Recovery considerations
Chest site
- Discomfort with deep breathing 1–3 days.
- Pain medication for 1 week.
- Small dressing changed at 5–7 days.
- Suture removal 7–10 days.
- Scar fading over 6–12 months.
- Avoid heavy lifting 2–4 weeks.
Nasal site
- Splint 7–10 days.
- Visible swelling 2–4 weeks.
- Bruising 2–3 weeks.
- Final shape settles 12–18 months (longer than primary).
- Numbness at chest harvest site for weeks.
Korea stay duration
- 10–14 days minimum.
- Splint removal at day 7.
- At least one follow-up before departure.
- Surgeon clearance for safe air travel.
Costs in 2026
- Primary rib cartilage rhinoplasty: ₩7,000,000–₩12,000,000.
- Revision with rib cartilage: ₩9,000,000–₩18,000,000.
- Complex reconstruction: ₩15,000,000–₩25,000,000.
- Premium surgeons higher.
- USD equivalent: $5,500–$16,000 typical range.
Risks specific to rib cartilage
- Warping — cartilage curves over years if improperly carved.
- Resorption — minimal but possible.
- Calcification — over decades.
- Pneumothorax — rare but serious.
- Chest scarring — typically subtle.
- Asymmetric chest sensation — usually resolves.
Selection criteria for surgeons
- Demonstrated rib-cartilage rhinoplasty experience (50+ cases).
- Before-and-after results from similar revision cases.
- Honest discussion of risks and alternatives.
- Willingness to defer surgery if patient inappropriate.
- Long-term follow-up philosophy (5+ years).
- Experience with cartilage carving to minimize warping.
Alternatives Korean surgeons consider first
- Ear cartilage if minor reconstruction sufficient.
- Existing alloplastic implant retention if structurally sound.
- Revision avoidance if current result acceptable with adjustment.
- Conservative refinement vs. complete reconstruction.
The honest framing
Rib cartilage rhinoplasty is the gold standard for revision and complex reconstruction in Korean practice — strong, abundant, autologous material that solves structural problems alloplastic implants can\'t reliably address.

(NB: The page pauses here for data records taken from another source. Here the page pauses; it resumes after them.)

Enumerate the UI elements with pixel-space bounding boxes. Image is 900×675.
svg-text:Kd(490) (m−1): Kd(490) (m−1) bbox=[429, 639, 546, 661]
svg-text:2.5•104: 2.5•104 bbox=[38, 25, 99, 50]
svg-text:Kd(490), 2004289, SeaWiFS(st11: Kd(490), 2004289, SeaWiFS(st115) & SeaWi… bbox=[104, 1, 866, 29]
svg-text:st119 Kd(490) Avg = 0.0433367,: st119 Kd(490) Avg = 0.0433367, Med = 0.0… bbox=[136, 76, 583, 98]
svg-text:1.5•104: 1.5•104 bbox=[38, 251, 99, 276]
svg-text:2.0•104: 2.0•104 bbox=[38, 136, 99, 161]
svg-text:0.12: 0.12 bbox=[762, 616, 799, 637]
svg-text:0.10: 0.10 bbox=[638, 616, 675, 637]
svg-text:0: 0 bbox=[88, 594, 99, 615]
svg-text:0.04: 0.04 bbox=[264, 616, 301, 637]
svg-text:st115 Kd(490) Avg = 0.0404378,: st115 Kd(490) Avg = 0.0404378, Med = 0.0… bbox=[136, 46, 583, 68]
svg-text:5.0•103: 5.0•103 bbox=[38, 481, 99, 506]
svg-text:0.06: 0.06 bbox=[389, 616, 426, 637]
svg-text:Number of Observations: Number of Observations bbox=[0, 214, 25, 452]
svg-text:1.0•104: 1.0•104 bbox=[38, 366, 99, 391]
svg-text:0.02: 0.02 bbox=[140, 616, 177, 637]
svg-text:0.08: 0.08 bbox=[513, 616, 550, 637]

But it adds surgical complexity, chest scarring, and longer recovery. The patients who get good outcomes are those whose situation actually requires rib cartilage, who choose surgeons with demonstrated revision experience, and who commit to longer recovery timeline. The patients who pursue rib cartilage when ear cartilage would suffice take on unnecessary risk; the patients who pursue further alloplastic revisions when rib cartilage is indicated often face additional revisions later. Match the technique to the indication, and select surgeon experience accordingly.